Louisa Lafable : * Contraction des mots « rêve » et « évolution » = Rêvolution.

La marche royale et déloyale à suivre...


Son « Vivre-ensemble » étiqueté en carte postale pour attrape-Touriste-je-m’enfoutiste, fans d’exotisme et de films subventionnés.

Le favoritisme colonial dicte, sous la terreur, depuis des siècles, sous couvert maintenant d’Europenseurs, la marche [royale et déloyale] à suivre, sous le joug des chapelets de contraventions, RSA, [sous]emplois aidés, subventions, ou autres sigles à connotation misérabiliste.

Nos élites prisonnières de leurs titres et protocoles, bien cravatées, ont déserté les tribunes de la parlementocratie théâtralisée, bien épuisées de s’égosiller devant une assemblée de sourds-et-muets, ne délaissant aucunement le tapis rouge ni les buffets, quand il s’agit de se faire remarquer devant monsieur le préfet, ou pour voter.

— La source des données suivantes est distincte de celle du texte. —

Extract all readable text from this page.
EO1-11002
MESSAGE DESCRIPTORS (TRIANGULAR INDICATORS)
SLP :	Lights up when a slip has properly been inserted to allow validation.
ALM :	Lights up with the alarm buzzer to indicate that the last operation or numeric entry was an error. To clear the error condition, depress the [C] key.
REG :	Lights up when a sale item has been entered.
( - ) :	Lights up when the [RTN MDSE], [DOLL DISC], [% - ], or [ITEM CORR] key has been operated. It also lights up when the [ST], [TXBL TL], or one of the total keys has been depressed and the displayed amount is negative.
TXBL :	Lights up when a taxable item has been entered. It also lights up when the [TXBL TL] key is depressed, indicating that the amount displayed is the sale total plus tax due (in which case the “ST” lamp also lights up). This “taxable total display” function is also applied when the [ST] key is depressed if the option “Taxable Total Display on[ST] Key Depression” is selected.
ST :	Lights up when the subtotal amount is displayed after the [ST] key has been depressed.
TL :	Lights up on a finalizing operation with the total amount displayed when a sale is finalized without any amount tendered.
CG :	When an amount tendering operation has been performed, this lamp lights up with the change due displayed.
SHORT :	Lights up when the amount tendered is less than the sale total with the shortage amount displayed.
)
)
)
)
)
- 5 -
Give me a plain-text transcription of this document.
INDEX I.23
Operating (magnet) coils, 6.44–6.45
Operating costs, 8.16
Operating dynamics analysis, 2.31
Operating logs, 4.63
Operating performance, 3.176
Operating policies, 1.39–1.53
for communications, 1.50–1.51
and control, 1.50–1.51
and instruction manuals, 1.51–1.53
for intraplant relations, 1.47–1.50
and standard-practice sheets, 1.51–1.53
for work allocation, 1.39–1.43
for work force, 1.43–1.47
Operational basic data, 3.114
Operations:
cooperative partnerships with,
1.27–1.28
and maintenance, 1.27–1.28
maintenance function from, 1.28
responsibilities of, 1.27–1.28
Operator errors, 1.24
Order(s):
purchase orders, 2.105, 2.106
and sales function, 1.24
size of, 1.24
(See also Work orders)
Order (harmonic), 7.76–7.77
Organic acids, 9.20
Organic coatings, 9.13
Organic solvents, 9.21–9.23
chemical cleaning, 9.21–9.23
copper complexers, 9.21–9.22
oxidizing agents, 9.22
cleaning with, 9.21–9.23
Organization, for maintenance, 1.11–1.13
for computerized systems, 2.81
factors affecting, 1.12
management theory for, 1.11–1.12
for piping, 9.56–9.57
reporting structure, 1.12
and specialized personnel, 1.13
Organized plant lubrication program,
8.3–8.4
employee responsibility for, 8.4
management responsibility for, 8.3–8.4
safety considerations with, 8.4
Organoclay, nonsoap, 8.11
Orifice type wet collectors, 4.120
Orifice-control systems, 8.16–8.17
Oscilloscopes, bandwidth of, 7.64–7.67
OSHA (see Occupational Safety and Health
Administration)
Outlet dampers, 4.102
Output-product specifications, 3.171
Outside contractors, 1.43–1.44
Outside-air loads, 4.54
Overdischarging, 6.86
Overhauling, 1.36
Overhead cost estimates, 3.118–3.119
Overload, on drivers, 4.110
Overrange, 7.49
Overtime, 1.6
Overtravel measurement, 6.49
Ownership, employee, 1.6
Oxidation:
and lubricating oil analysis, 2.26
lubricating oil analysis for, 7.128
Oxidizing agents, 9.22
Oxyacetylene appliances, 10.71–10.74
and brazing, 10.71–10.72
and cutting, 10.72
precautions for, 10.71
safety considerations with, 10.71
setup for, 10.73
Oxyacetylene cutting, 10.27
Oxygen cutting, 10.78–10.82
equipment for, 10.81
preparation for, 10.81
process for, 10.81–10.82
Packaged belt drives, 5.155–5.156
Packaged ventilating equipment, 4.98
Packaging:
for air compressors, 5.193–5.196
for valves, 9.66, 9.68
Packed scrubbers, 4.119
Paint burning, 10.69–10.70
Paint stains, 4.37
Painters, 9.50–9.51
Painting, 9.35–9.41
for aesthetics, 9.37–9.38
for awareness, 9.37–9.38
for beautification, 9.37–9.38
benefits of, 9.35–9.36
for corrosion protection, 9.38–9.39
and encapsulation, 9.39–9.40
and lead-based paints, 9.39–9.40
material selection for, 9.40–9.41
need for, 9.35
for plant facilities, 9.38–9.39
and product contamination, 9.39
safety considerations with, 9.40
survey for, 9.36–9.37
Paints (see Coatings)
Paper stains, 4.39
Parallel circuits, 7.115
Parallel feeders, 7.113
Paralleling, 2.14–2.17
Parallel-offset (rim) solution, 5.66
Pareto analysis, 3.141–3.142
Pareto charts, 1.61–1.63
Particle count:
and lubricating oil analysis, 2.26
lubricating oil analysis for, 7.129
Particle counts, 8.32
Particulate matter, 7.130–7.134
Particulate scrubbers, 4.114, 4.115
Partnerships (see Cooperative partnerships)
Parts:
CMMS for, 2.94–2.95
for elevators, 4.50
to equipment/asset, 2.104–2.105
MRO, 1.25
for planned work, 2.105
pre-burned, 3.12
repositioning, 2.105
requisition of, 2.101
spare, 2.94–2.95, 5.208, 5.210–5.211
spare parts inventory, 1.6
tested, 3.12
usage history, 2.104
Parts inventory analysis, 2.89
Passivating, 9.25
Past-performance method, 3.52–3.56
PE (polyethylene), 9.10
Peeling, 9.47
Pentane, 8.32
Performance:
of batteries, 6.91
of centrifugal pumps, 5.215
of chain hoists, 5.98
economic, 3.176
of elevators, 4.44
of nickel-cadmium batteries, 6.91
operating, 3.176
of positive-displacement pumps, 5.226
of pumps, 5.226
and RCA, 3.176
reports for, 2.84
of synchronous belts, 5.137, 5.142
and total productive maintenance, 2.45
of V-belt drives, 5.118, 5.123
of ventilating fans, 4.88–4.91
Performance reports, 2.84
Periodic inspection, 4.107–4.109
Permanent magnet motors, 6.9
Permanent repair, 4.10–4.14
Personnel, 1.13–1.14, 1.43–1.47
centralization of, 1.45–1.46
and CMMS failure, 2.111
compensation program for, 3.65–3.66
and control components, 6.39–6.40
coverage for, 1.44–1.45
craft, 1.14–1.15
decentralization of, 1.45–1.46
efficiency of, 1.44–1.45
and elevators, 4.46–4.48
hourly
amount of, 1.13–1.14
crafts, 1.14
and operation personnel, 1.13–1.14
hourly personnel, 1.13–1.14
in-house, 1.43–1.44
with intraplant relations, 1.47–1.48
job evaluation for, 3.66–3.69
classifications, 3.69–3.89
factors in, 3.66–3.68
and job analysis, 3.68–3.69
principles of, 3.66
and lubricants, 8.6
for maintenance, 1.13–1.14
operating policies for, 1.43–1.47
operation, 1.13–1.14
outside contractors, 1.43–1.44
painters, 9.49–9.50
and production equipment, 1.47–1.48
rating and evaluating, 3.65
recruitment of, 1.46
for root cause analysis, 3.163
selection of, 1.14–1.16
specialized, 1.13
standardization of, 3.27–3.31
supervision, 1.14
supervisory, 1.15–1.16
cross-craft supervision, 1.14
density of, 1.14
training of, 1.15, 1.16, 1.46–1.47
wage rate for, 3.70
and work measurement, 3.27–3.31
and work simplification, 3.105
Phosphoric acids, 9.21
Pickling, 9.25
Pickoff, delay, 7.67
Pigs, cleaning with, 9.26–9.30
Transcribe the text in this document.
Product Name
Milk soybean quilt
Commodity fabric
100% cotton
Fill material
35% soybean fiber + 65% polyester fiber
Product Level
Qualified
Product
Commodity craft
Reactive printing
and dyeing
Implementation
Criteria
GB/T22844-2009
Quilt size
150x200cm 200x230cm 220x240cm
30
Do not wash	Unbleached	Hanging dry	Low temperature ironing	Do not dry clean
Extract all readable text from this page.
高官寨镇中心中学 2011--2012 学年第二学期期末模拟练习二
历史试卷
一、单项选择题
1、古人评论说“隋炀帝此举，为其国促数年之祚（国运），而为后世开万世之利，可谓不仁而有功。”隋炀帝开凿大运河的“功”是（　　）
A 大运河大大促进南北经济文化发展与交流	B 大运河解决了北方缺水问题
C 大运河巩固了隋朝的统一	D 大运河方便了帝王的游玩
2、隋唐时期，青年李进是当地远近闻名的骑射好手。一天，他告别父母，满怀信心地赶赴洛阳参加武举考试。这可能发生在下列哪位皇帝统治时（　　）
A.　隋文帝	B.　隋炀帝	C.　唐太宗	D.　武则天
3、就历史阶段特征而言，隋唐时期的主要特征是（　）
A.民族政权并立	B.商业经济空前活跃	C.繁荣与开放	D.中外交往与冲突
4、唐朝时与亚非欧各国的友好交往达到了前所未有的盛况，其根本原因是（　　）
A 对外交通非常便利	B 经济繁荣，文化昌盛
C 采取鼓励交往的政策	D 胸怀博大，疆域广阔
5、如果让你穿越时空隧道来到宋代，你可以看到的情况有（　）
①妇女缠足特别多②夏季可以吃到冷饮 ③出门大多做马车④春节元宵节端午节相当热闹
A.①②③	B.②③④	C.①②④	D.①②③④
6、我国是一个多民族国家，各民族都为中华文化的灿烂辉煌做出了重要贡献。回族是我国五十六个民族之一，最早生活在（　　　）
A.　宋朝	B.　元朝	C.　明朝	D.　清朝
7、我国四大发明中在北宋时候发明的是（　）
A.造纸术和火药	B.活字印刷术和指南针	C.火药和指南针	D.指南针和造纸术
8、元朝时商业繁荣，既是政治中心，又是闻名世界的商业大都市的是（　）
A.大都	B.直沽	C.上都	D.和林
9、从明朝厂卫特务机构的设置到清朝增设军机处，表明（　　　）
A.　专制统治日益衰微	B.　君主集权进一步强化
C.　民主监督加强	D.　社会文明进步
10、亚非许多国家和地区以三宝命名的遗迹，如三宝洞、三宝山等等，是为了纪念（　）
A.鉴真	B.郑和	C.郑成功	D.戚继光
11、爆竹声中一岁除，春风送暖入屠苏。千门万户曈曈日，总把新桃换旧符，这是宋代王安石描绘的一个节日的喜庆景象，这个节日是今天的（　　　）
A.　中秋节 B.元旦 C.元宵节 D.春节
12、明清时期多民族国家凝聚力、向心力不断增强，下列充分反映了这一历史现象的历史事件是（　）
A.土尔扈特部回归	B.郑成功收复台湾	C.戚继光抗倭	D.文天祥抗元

"Revolution", Burhan Marius.

Rêve de diplômes et de titres « ailleurs »...


Les robes blanches, noires et rouges règnent en toute autorité, de mauvaise foi, se dérobant au jugement équitable, pourvu qu’il y ait sanction et surtout la case prison « pour ses pauvres cons ! ».

« Les sauvages ou les indigènes, ayant toujours tort ! », doivent leur ultime survie à la bienveillance de leur famille.

La jeunesse réunionnaise rêve de diplômes et de titres « ailleurs ». Alors qu’ils pourraient très bien travailler chez eux, entreprendre bien des projets majeurs et participer ainsi à l’effort collectif, les jeunes Réunionnais se trouvent souvent obligés de s’expatrier pour de meilleures opportunités.

Ceux qui restent n’ont que pelle, pioche, soubik et bertel pour écumer leurs pensées d’horizon bleu-blanc-rouge, tels des chevaux au galop courant vers l’indéniable précipice. Au final, déprime programmée [sur]médicamentée...

Photo : MGL.

« Tension, carias dan filé la limièr ! »


Où sont nos véritables forces de propositions durables ?

Nos matières grises, bien proches du virus du pouvoir, croient pouvoir mieux embrasser la lumière [mais risquent fort de se brûler] — « Tension, carias dan filé la limièr ! ».

Au fait, à quand un préfet réunionnais, bien au fait de nos réalités ? Peuple réunionnais, nous nous devons de RAYONNER, il en va de notre destinée.